Approximately Synchronous Distributed Systems

Speaker : Arvind Krishnamurthy
University of Washington
Date: 02/07/2014
Time: 2:00 pm - 3:00 pm
Location: LINCS Meeting Room 40


Applications hosted within the datacenter often rely on distributed services such as Zookeeper, Chubby, and Spanner for fault-tolerant storage, distributed coordination, and transaction support.  These systems provide consistency and availability in the presence of limited failures by relying on sophisticated distributed algorithms such as state machine replication.  Unfortunately, these distributed algorithms are expensive, accrue additional latency, suffer from bottlenecks, and are difficult to optimize.  This state of affairs is due to the fact that distributed systems are traditionally designed independently from the underlying network and supporting protocols, making worst-case assumptions (e.g., complete asynchrony) about its behavior.
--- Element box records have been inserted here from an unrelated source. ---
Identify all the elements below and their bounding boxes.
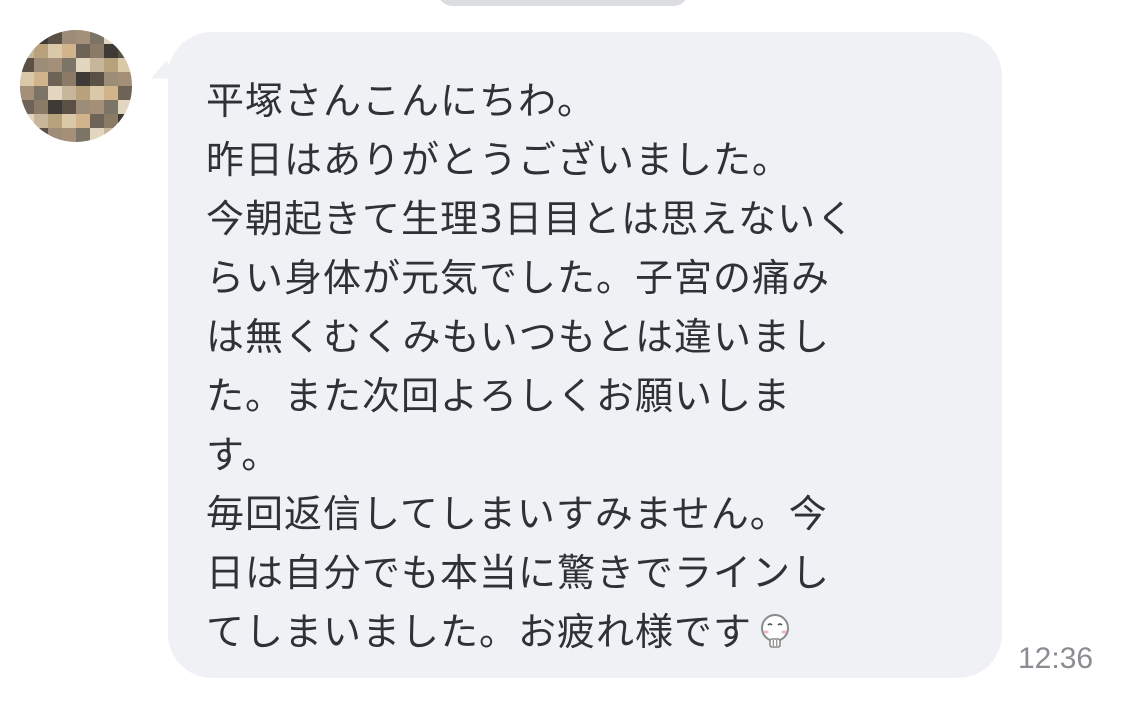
avatar-pixel	[90, 100, 104, 114]
avatar-pixel	[34, 114, 48, 128]
avatar-pixel	[90, 128, 104, 142]
avatar-pixel	[104, 72, 118, 86]
avatar-pixel	[104, 128, 118, 142]
avatar-pixel	[90, 114, 104, 128]
avatar-pixel	[118, 86, 132, 100]
avatar-pixel	[62, 72, 76, 86]
avatar-pixel	[48, 100, 62, 114]
avatar-pixel	[76, 72, 90, 86]
message-line: た。また次回よろしくお願いしま	[206, 374, 792, 418]
avatar-pixel	[76, 30, 90, 44]
avatar-pixel	[76, 114, 90, 128]
message-timestamp: 12:36	[1018, 642, 1094, 675]
avatar-pixel	[62, 58, 76, 72]
avatar-pixel	[118, 58, 132, 72]
message-line-last: てしまいました。お疲れ様です	[206, 603, 964, 662]
avatar-pixel	[76, 58, 90, 72]
avatar-pixel	[34, 128, 48, 142]
avatar-pixel	[48, 30, 62, 44]
message-bubble[interactable]: 平塚さんこんにちわ。 昨日はありがとうございました。 今朝起きて生理3日目とは思…	[168, 32, 1002, 678]
avatar-pixel	[34, 86, 48, 100]
message-line: らい身体が元気でした。子宮の痛み	[206, 256, 831, 300]
avatar-pixel	[34, 58, 48, 72]
avatar-pixel	[20, 128, 34, 142]
avatar-pixel	[118, 44, 132, 58]
message-line: 日は自分でも本当に驚きでラインし	[206, 551, 831, 595]
avatar-pixel	[104, 114, 118, 128]
avatar-pixel	[104, 58, 118, 72]
avatar-pixel	[104, 30, 118, 44]
avatar-pixel	[118, 100, 132, 114]
avatar-pixel	[76, 128, 90, 142]
avatar-pixel	[34, 72, 48, 86]
message-line: 毎回返信してしまいすみません。今	[206, 492, 828, 536]
avatar-pixel	[62, 114, 76, 128]
message-line: 平塚さんこんにちわ。	[206, 79, 597, 123]
avatar-pixel	[90, 58, 104, 72]
avatar-pixel	[118, 128, 132, 142]
avatar-pixel	[34, 100, 48, 114]
avatar-pixel	[20, 114, 34, 128]
message-line: 昨日はありがとうございました。	[206, 138, 792, 182]
avatar-pixel	[76, 44, 90, 58]
avatar-pixel	[20, 72, 34, 86]
avatar[interactable]	[20, 30, 132, 142]
avatar-pixel	[48, 128, 62, 142]
avatar-pixel	[20, 100, 34, 114]
message-line: す。	[206, 433, 281, 477]
avatar-pixel	[104, 44, 118, 58]
avatar-pixel	[62, 86, 76, 100]
avatar-pixel	[118, 114, 132, 128]
avatar-pixel	[76, 86, 90, 100]
avatar-pixel	[20, 86, 34, 100]
avatar-pixel	[48, 86, 62, 100]
avatar-pixel	[62, 100, 76, 114]
avatar-pixel	[90, 72, 104, 86]
message-line: 今朝起きて生理3日目とは思えないく	[206, 197, 856, 241]
avatar-pixel	[90, 44, 104, 58]
message-line-text: てしまいました。お疲れ様です	[206, 610, 753, 654]
avatar-pixel	[118, 30, 132, 44]
avatar-pixel	[62, 128, 76, 142]
avatar-pixel	[34, 30, 48, 44]
avatar-pixel	[48, 58, 62, 72]
avatar-pixel	[62, 44, 76, 58]
avatar-pixel	[62, 30, 76, 44]
avatar-pixel	[48, 114, 62, 128]
date-separator-pill	[438, 0, 688, 6]
avatar-pixel	[20, 58, 34, 72]
avatar-pixel	[20, 30, 34, 44]
avatar-pixel	[90, 30, 104, 44]
message-line: は無くむくみもいつもとは違いまし	[206, 315, 831, 359]
avatar-pixel	[48, 44, 62, 58]
avatar-pixel	[90, 86, 104, 100]
avatar-pixel	[20, 44, 34, 58]
crying-face-icon	[758, 607, 792, 648]
avatar-pixel	[104, 100, 118, 114]
avatar-pixel	[104, 86, 118, 100]
avatar-pixel	[48, 72, 62, 86]
avatar-pixel	[34, 44, 48, 58]
avatar-pixel	[118, 72, 132, 86]
avatar-pixel	[76, 100, 90, 114]
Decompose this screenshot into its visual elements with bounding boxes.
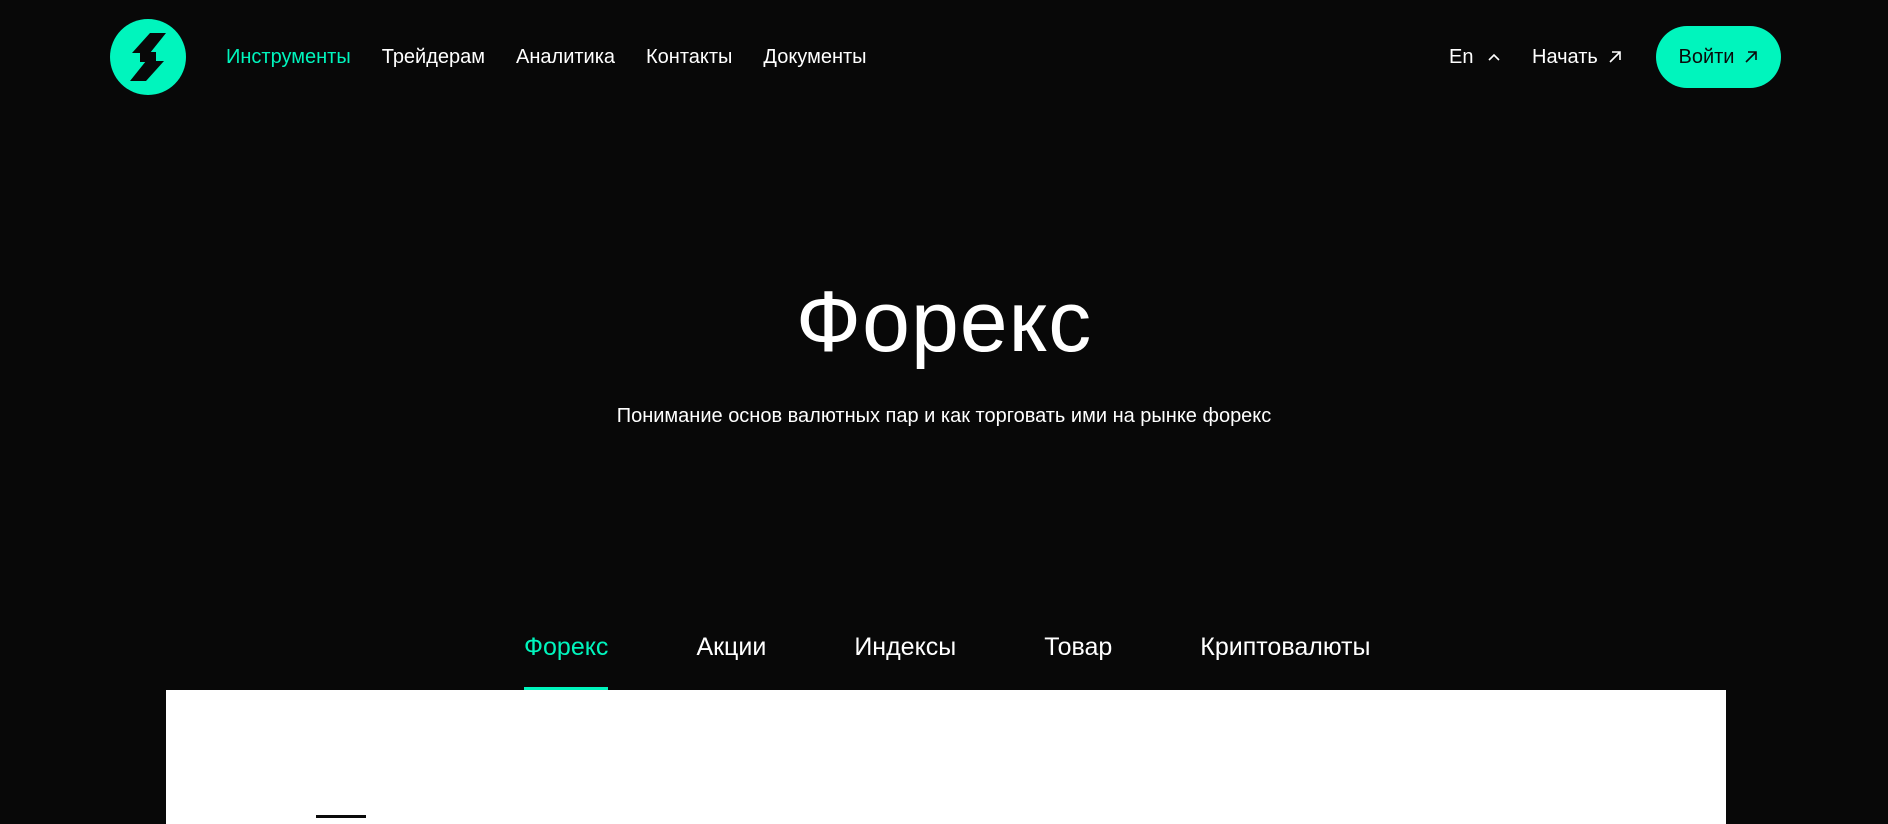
language-label: En (1449, 45, 1474, 68)
instrument-tabs: Форекс Акции Индексы Товар Криптовалюты (524, 632, 1370, 690)
language-selector[interactable]: En (1449, 44, 1501, 70)
arrow-up-right-icon (1745, 51, 1758, 63)
main-nav: Инструменты Трейдерам Аналитика Контакты… (226, 44, 898, 70)
arrow-up-right-icon (1609, 51, 1621, 63)
page-subtitle: Понимание основ валютных пар и как торго… (616, 405, 1272, 427)
login-label: Войти (1678, 45, 1735, 68)
login-button[interactable]: Войти (1656, 26, 1781, 88)
tab-label: Акции (696, 633, 767, 661)
nav-item-traders[interactable]: Трейдерам (382, 44, 485, 70)
nav-item-documents[interactable]: Документы (763, 44, 866, 70)
nav-item-contacts[interactable]: Контакты (646, 44, 732, 70)
tab-label: Криптовалюты (1200, 633, 1371, 661)
start-link[interactable]: Начать (1532, 44, 1622, 70)
nav-item-instruments[interactable]: Инструменты (226, 44, 351, 70)
tab-label: Форекс (524, 633, 609, 661)
tab-forex[interactable]: Форекс (524, 632, 609, 690)
nav-item-analytics[interactable]: Аналитика (516, 44, 615, 70)
site-header: Инструменты Трейдерам Аналитика Контакты… (0, 0, 1888, 114)
tab-crypto[interactable]: Криптовалюты (1200, 632, 1370, 690)
start-label: Начать (1532, 45, 1598, 68)
tab-label: Товар (1044, 633, 1113, 661)
tab-content-panel (166, 690, 1726, 824)
tab-commodities[interactable]: Товар (1044, 632, 1112, 690)
section-divider (316, 815, 366, 818)
tab-indices[interactable]: Индексы (854, 632, 956, 690)
chevron-up-icon (1488, 53, 1501, 61)
brand-logo-icon[interactable] (110, 19, 186, 95)
page-title: Форекс (795, 274, 1093, 370)
tab-stocks[interactable]: Акции (696, 632, 766, 690)
page: Инструменты Трейдерам Аналитика Контакты… (0, 0, 1888, 824)
tab-label: Индексы (854, 633, 957, 661)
While this is reasonable for wide-area networks, many distributed applications are however deployed in datacenters, where the network is more reliable, predictable, and extensible.  Our position is that codesigning networks and distributed systems in order to operate under an “approximately synchronous” execution model can have substantial benefits in datacenter settings.  We will illustrate this using two case studies in this talk: Speculative Paxos — a distributed coordination service for datacenters that relies on the network to exhibit approximately synchronous behavior in the normal case, while still remaining correct if the network exhibits weaker properties, and Optimistic Replicated Two-Phase Commit (OR-2PC) — a new distributed transaction protocol that uses a new optimistic ordering technique, based on loosely synchronized clocks in order to improve both throughput and latency.